Uneven Windows Processor Groups

The theme discussed in this blog does apply only to hardware which has more than 64 Logical Processors. All hardware with less Logical Processor threads exposed to the Operating System is not affected by the subjects described in this article.

In these blog articles: https://blogs.msdn.com/b/saponsqlserver/archive/2010/09/28/windows-2008-r2-groups-processors-sockets-cores-threads-numa-nodes-what-is-all-this.aspx

https://blogs.msdn.com/b/saponsqlserver/archive/2011/04/18/how-many-logical-processors-does-sql-server-2008-r2-enterprise-edition-support.aspx

https://blogs.msdn.com/b/saponsqlserver/archive/2011/04/20/changes-in-affinity-settings-of-sql-server-2008-r2-to-support-gt-64-logical-processors.aspx

we talked about Windows Server 2008 R2 and the fact that we support more than 64 Logical Processors. At the time we wrote the first listed article everything looked very straight forward and easy to understand. With the hardware available we looked at a maximum of 8 cores/physical processor or socket. Even with Hyperthreading you got 16 logical processors. Every one of those sockets formed one or two NUMA nodes. Four or 8 of those again formed one Processor Group. The next larger hardware beyond a 4-socket server was an 8-socket server which subsequently ended up in having two Processor Groups with 64 Logical Processors each. The assignment of Logical Processors threads to processor groups is done at startup of the server. For this purpose Windows 2008 R2 and later Windows releases will look at the physical hardware architecture in order to assign processor groups aligned to the NUMA nodes and will check memory latency in order to decide which Logical Processors threads to combine into one processor group. Once such an assignment is done, it cannot be changed dynamically. Such kind of an assignment only takes place when there are more than 64 Logical Processors threads. On typical 8-socket servers, the distribution of resources and memory between the different processor groups all were even with a processor group covering 64 Logical Processors usually (except some more exotic hardware which came on the market with like 96 Logical Processors in 2009/2010)

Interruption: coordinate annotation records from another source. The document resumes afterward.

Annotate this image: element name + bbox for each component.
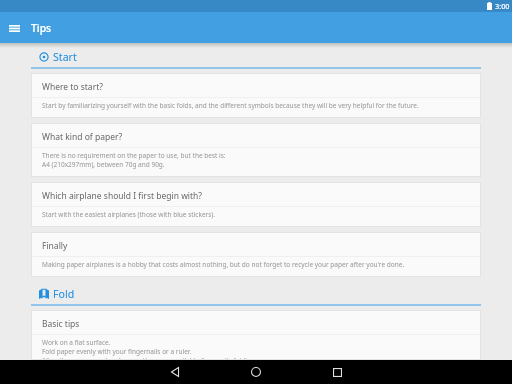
button[interactable]: Fold — [39, 287, 481, 301]
staticText: Start — [53, 50, 77, 64]
button[interactable]: Which airplane should I first begin with… — [32, 183, 480, 226]
staticText: Making paper airplanes is a hobby that c… — [42, 260, 405, 269]
button[interactable]: Finally — [32, 233, 480, 276]
staticText: Work on a flat surface. Fold paper evenl… — [42, 338, 257, 359]
button[interactable]: Home — [236, 360, 276, 384]
staticText: 3:00 — [495, 1, 510, 11]
staticText: Start with the easiest airplanes (those … — [42, 210, 216, 219]
staticText: Where to start? — [42, 81, 103, 93]
staticText: What kind of paper? — [42, 131, 123, 143]
button[interactable]: What kind of paper? — [32, 124, 480, 176]
button[interactable]: Where to start? — [32, 74, 480, 117]
staticText: Which airplane should I first begin with… — [42, 190, 203, 202]
staticText: Start by familiarizing yourself with the… — [42, 101, 419, 110]
staticText: There is no requirement on the paper to … — [42, 151, 226, 169]
button[interactable]: Basic tips — [32, 311, 480, 359]
button[interactable]: Back — [155, 360, 195, 384]
button[interactable]: Recent apps — [317, 360, 357, 384]
staticText: Fold — [53, 287, 75, 301]
button[interactable]: Open navigation menu — [0, 12, 28, 43]
staticText: Basic tips — [42, 318, 80, 330]
staticText: Tips — [31, 21, 52, 35]
button[interactable]: Start — [39, 50, 481, 64]
staticText: Finally — [42, 240, 68, 252]
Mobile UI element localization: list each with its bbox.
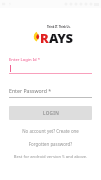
staticText: LOGIN (43, 110, 59, 116)
staticText: R (40, 29, 49, 47)
staticText: Enter Login Id * (9, 57, 41, 63)
staticText: AYS (49, 29, 73, 47)
staticText: Think IT. Think Us. (47, 25, 71, 29)
button[interactable]: Forgotten password? (0, 141, 101, 147)
button[interactable]: Enter Login Id * (9, 57, 92, 74)
button[interactable]: Enter Password * (9, 87, 92, 98)
staticText: Forgotten password? (0, 141, 101, 147)
button[interactable]: LOGIN (9, 106, 92, 120)
staticText: Best for android version 5 and above. (0, 154, 101, 160)
staticText: No account yet? Create one (0, 128, 101, 134)
staticText: Enter Password * (9, 87, 52, 94)
button[interactable]: No account yet? Create one (0, 128, 101, 134)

What we didn’t explain in more details is how older software releases would deal with the new concepts of Processor Groups. Or other way round how would Windows deal with software which to a degree does care about running on different Logical Processors. Or even allows controlling affinity of such an application on specific Logical Processors. So what happens to an application which was developed before we released the Processor Group concepts and hence only foresaw dealing with a maximum of 64 different Logical Processors to choose from.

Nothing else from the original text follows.